According to Ovum customers requirement for broadband is being driven by the growth of traffic and the need to reduce latency rather than by widespread adoption of "broadband applications". The key drivers for broadband are increasing use of client - server architectures, the growth in e-mail and the increasing size of files being transferred across the wide area. Voice traffic remains a major component of wide area broadband. Inherently broadband applications such as real time video or CAD/CAM are contributing a relatively small amount to the requirement for broadband access capacity. E-mail is a major factor because of the attachment of large files - spreadsheets, presentations, voice messages, etc. The Worldwide Web is also important because users wish to download complex screens quickly.

Non-voice is overtaking voice as the prime driver for wide area broadband. Data has been growing faster than voice for many years, but until recently, the total amount of voice traffic exceeded non-voice. They are now roughly equal and in a few years, non-voice broadband traffic will be twice as great as voice.

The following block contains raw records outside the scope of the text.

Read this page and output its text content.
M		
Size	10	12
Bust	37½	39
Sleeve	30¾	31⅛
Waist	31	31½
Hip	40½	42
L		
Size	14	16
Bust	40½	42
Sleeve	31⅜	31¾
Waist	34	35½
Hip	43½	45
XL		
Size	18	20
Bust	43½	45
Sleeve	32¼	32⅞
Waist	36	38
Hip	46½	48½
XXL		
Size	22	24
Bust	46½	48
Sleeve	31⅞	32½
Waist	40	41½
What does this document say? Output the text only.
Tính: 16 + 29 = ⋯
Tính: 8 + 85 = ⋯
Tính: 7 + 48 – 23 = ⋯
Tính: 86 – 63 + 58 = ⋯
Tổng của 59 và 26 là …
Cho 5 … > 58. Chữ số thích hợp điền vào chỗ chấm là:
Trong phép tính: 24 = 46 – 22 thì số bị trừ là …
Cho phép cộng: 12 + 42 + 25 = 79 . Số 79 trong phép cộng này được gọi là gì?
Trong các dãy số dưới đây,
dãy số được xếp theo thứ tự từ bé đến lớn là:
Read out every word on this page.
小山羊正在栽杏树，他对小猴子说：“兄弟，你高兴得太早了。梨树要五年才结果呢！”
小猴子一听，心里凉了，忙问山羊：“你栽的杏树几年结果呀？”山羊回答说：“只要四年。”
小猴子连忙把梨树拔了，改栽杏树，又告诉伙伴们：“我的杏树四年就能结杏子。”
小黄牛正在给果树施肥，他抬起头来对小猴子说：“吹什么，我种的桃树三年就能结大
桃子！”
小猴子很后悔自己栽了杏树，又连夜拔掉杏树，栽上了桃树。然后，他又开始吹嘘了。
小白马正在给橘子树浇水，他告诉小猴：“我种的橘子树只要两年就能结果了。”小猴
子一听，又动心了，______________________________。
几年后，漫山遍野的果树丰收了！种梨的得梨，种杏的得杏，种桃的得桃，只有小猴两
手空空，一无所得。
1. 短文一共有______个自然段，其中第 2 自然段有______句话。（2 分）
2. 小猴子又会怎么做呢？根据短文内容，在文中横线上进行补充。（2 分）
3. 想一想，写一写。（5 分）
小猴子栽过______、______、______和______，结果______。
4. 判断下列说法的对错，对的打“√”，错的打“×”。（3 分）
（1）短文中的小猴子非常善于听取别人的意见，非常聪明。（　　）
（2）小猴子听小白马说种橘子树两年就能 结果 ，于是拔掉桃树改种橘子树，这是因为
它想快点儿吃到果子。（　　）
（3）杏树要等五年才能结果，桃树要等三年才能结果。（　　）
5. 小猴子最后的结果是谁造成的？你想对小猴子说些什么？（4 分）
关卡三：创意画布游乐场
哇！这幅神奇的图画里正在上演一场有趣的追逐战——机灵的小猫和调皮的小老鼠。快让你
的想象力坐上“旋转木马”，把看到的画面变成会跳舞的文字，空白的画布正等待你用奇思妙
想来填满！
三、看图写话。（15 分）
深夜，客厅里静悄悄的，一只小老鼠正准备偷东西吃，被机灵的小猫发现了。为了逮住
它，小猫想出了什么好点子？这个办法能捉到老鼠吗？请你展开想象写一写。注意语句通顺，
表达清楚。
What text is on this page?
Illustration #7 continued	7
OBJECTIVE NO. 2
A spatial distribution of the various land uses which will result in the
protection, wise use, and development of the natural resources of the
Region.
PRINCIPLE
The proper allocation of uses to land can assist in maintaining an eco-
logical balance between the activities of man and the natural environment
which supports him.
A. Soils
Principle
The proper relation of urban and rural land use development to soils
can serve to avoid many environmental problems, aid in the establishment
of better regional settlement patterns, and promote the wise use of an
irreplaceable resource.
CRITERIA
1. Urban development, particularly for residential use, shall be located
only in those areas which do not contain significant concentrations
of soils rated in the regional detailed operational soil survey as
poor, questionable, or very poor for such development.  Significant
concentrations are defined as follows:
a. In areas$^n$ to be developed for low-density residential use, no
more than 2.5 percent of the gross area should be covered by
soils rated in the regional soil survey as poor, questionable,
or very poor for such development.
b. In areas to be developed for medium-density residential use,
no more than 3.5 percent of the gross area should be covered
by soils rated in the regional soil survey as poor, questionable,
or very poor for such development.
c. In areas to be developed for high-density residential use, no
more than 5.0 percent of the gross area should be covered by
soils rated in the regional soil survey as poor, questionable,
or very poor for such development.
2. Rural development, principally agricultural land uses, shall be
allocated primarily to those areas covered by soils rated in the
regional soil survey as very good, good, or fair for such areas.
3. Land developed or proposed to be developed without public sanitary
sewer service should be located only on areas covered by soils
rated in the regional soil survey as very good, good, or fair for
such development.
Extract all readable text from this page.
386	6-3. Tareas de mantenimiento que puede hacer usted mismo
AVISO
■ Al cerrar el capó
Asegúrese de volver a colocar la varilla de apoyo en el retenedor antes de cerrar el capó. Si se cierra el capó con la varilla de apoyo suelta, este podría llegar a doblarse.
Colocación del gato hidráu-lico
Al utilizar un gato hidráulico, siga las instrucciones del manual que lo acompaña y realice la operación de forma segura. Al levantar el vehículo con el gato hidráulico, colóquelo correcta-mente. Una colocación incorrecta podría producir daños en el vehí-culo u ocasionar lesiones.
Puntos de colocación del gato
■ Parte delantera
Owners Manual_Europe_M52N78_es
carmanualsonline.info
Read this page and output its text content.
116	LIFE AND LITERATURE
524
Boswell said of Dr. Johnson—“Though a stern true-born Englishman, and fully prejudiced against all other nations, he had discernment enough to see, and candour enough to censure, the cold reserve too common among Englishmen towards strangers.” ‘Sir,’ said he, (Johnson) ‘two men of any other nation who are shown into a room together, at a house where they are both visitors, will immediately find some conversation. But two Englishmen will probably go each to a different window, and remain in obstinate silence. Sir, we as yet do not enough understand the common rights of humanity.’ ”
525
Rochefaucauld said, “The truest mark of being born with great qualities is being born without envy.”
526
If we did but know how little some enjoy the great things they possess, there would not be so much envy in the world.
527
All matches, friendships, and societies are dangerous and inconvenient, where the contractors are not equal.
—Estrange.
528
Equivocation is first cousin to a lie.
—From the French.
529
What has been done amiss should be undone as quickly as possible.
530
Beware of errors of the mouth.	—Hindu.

Within 5 years, large corporate customers will treat voice as one application on their broadband networks - albeit an important one.

Gigabit Ethernet and Ethernet switching are reducing the need for ATM in the campus backbone. Gigabit Ethernet allows LANs to operate at 1,000 Mbit/s and switches are available which allow switching at wire speed. As a result, there is less need for 625 Mbit/s ATM systems in the campus backbone. Gigabit Ethernet is also displacing FDDI in the campus backbone. Although Gigabit Ethernet requires optical fibres instead of wire, it uses the same frame structure as traditional Ethernet, once again leaving users feeling comfortable that it is a low risk option./P>

Thus, there will be no strong driver for adopting wide area ATM from developments in the LAN. If ATM were being adopted at the desktop or in the campus backbone it would be natural to use ATM wide area services. In the absence of ATM in the LAN, wide area ATM services will stand or fall on the intrinsic advantages they offer to users. Ovum concludes that IP will be the dominant protocol for broadband wide area networking by 2002, concludes Ovum. Use of both ATM and TCP/IP will grow rapidly but by 2002 usage of TCP/IP will exceed usage of other protocols. The IP market will grow rapidly at more than 70% a year between 1998 and 2002. The ATM market will also grow rapidly but will be less significant than TCP/IP.